Judge allows tissue samples from George Floyd to be tested as officer seeks new trial on civil rights conviction
A judge has given Derek Chauvin’s lawyers permission to examine tissue samples from George Floyd’s body. It is part of the former Minneapolis police officer Efforts to challenge his federal conviction of Violation of Floyd’s civil rights after he was too convicted of Floyd’s murder in 2020.
U.S. District Judge Paul Magnuson granted the order Monday, agreeing to allow the defense to examine Floyd’s heart tissue and fluid samples. This is intended to test the theory that Floyd died of heart disease aggravated by a rare tumor and not, as prosecutors claim, of asphyxiation caused by the white officer’s knee on his neck for nine and a half years of Black Pressed Minutes in May 2020.

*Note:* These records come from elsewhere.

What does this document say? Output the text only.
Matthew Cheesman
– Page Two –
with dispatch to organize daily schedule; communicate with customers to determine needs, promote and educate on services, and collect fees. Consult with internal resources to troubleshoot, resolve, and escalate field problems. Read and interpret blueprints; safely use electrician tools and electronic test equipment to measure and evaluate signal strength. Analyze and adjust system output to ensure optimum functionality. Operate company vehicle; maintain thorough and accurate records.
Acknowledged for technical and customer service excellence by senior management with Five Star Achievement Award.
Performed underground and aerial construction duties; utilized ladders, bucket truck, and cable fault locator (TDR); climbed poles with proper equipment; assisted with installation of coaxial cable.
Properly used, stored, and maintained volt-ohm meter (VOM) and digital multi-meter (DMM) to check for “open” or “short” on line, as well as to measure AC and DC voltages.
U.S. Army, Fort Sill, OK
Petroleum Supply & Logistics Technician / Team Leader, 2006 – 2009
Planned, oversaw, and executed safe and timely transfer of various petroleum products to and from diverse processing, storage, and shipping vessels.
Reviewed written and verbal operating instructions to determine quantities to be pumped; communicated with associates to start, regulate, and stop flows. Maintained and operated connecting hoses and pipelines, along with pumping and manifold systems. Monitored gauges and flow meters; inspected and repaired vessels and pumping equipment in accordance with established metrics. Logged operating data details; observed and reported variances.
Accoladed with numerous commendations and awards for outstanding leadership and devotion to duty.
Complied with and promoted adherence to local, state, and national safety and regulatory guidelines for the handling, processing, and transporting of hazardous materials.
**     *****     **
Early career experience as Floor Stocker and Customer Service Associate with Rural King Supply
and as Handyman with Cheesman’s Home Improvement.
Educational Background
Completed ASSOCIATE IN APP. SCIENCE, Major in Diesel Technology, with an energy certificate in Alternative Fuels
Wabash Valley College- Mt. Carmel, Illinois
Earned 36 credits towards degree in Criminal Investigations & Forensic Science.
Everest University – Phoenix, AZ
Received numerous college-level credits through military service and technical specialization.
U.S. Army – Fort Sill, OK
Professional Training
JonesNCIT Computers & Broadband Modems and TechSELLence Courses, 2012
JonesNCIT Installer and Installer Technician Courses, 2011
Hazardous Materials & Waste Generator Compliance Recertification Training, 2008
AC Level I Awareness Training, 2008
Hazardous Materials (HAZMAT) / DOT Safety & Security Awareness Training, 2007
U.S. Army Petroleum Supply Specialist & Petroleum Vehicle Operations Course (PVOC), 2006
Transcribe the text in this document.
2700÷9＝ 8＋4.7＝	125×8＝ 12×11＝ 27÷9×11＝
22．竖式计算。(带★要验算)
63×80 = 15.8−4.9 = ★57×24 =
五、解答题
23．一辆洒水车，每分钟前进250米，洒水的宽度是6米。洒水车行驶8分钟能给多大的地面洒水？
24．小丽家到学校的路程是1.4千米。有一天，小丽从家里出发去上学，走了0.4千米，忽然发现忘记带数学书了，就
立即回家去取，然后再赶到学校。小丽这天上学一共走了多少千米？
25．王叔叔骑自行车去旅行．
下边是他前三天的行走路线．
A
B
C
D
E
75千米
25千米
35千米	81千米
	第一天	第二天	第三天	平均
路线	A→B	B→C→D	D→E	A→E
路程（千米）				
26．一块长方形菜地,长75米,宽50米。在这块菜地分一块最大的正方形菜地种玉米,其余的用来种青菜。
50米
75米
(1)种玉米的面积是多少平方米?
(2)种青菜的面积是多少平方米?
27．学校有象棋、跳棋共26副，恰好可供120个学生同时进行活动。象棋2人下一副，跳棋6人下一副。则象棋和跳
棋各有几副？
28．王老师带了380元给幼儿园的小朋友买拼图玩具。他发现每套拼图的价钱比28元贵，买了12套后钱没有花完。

Chauvin’s federal defense attorney for his appeal, Robert Meyers, argued that Chauvin’s original attorney, Eric Nelson, failed to inform his client that an outside pathologist who was not directly involved in the case, Dr. William Schaetzel, who contacted Nelson before Chauvin entered his plea, put forward the unprompted theory that Chauvin was not responsible for Floyd’s death.
Chauvin claims that this amounted to “ineffective assistance,” and that is the case looking for a new process, He said he would not have pleaded guilty if he had known about the pathologist.
But federal prosecutors have argued in court filings that Nelson made a reasonable “tactical decision” not to consider an unvetted opinion “expressed by someone claiming to be an expert.”
The Supreme Court rejected the appeal of the murder conviction
They pointed out that Nelson consulted other medical experts in preparing Chauvin’s cases, including one who testified in state court, but that the jury in that case rejected Chauvin’s medical defense. Federal prosecutors also noted that the legal hurdles to pursuing a lawsuit based on ineffective legal advice are very high.
Nelson declined to comment Tuesday.
Chauvin was convicted in state court on murder charges in 2021 and pleaded guilty later that year in federal court for violating Floyd’s civil rights. He is currently serving his 20-year federal civil rights sentence and his 22.5-year murder sentence concurrently in a federal prison in Texas.
The US Supreme Court rejected Chauvin’s appeal his murder conviction last year.
Floyd’s death and his deathly cries of “I can’t breathe” sparked protests around the world – some of them became violent – and forced a Reckoning with police brutality and racism.